All Around Town: Political presents that are only skin-deep
Political presents that are only skin-deep
If you assume freebies doled out by political parties to woo voters are always going to be moon cakes, dumplings, rice packs or free feasts - think again. Skin lotion has recently gone out to residents at Long Ping Estate in Yuen Long. That sort of freebie might be more than welcome to teenage recipients, but a lucky elderly woman was stumped by the sleek bottle of "Beautymate Refining Smooth Nano Lotion" from the Democratic Alliance for the Betterment and Progress of Hong Kong, which carried a sticker showing the faces of DAB lawmaker Leung Che-cheung and community officer Amanda Wong Yuk-chun. "The old lady came to me and asked what it was and how to use it," Yuen Long district councillor Roy Kwong Chun-yu, a Democrat, said. "She was a bit disappointed when she realised it was actually for skin refining and wondered why [the DAB] gave her such a thing." He said the generous Wong, who was likely to challenge him in November district council elections, had a record of giving out skin care products. It wasn't that long ago that she made gifts out of paper masks to encourage people to register as voters. "What would she give away next time? A whole beauty treatment?" Kwong was clearly tickled by the idea, saying poll aspirants should focus on community work that would go beyond just being skin-deep.
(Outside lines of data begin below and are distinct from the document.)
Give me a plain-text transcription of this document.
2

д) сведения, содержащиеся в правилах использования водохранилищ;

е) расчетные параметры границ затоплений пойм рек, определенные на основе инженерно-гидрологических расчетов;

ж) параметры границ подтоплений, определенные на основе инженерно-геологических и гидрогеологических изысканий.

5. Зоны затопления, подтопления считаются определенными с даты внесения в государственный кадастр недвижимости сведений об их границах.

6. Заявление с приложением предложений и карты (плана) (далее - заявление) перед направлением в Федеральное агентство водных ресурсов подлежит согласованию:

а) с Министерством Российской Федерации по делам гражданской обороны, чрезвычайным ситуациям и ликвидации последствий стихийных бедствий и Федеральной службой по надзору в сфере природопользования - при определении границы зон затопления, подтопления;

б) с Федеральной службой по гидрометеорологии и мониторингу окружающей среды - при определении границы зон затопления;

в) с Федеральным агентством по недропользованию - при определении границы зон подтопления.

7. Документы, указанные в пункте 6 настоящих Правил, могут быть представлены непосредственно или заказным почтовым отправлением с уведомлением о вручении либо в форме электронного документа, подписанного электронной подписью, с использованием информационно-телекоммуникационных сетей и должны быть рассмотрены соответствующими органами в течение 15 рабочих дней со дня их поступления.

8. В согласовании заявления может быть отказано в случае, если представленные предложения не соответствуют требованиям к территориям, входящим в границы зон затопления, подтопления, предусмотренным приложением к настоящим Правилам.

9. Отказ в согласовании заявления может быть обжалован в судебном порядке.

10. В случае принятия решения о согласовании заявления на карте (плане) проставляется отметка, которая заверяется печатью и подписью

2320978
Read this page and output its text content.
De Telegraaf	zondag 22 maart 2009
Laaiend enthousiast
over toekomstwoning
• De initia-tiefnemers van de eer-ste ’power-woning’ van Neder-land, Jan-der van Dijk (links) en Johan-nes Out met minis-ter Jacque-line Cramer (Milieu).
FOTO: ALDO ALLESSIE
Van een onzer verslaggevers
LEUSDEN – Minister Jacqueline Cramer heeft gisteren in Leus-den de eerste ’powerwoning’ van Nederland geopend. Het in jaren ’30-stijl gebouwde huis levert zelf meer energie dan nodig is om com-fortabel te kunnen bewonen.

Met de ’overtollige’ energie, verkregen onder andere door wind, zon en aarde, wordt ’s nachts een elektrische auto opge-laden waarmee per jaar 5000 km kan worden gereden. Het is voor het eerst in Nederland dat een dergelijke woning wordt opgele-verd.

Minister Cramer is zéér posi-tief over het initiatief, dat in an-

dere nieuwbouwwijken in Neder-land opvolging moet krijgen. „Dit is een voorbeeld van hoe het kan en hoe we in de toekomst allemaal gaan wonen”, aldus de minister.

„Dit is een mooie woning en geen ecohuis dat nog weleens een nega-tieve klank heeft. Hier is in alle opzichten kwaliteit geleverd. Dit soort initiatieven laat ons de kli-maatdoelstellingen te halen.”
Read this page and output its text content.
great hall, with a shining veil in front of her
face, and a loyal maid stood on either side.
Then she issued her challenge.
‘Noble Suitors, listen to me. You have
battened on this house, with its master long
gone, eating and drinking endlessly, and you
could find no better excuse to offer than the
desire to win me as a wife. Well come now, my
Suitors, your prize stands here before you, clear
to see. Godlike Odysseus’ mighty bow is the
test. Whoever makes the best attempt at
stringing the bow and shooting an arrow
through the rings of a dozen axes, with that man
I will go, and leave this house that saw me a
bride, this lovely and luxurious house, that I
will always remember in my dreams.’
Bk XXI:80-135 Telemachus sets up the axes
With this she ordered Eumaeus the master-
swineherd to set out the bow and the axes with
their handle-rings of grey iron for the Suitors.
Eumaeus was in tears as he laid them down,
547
Bad luck strikes twice for legislator Regina Ip
August is apparently not a good month for New People's Party chairwoman Regina Ip Lau Suk-yee. First, her Facebook administrator failed to hide the identity card number of the executive councillor when uploading images of her colonoscopy - making the former security secretary a topic of much discussion online. By the following week, Next Magazine had zoomed in on the possibility that this administrator, top Ip aide Eric Chan, might have unsavoury interests. In its latest issue, the magazine alleged that Chan, formerly one of its reporters, was seen attending a 2009 nightclub in Dongguan with a group of men who shared a common interest - secretly taking pictures under women's skirts. A Next reporter had been sent there on an undercover mission and was surprised to see his former colleague, according to the article. Ip has refused to comment, as has Chan, who is now on vacation.
No respite for CY even from 'allies'
When Felix Chung Kwok-pan succeeded Selina Chow Liang Shuk-yee as the Liberal Party's chairman last year, beleaguered Chief Executive Leung Chun-ying might have expected the pro-establishment party to be less critical of his government. As it turned out, Chung was not only critical of Leung, he even made it clear on Tuesday Leung would not have his support in seeking a second five-year term. Speaking on TVB's Straight Talk, Chung said he agreed with his party colleague, honorary chairman James Tien Pei-chun, that Leung was a worse leader than Tung Chee-hwa and Donald Tsang Yam-kuen. Chung said: "He has delivered three policy addresses, but [many of his] proposals have not been implemented … There is no clear direction for the city's economic development."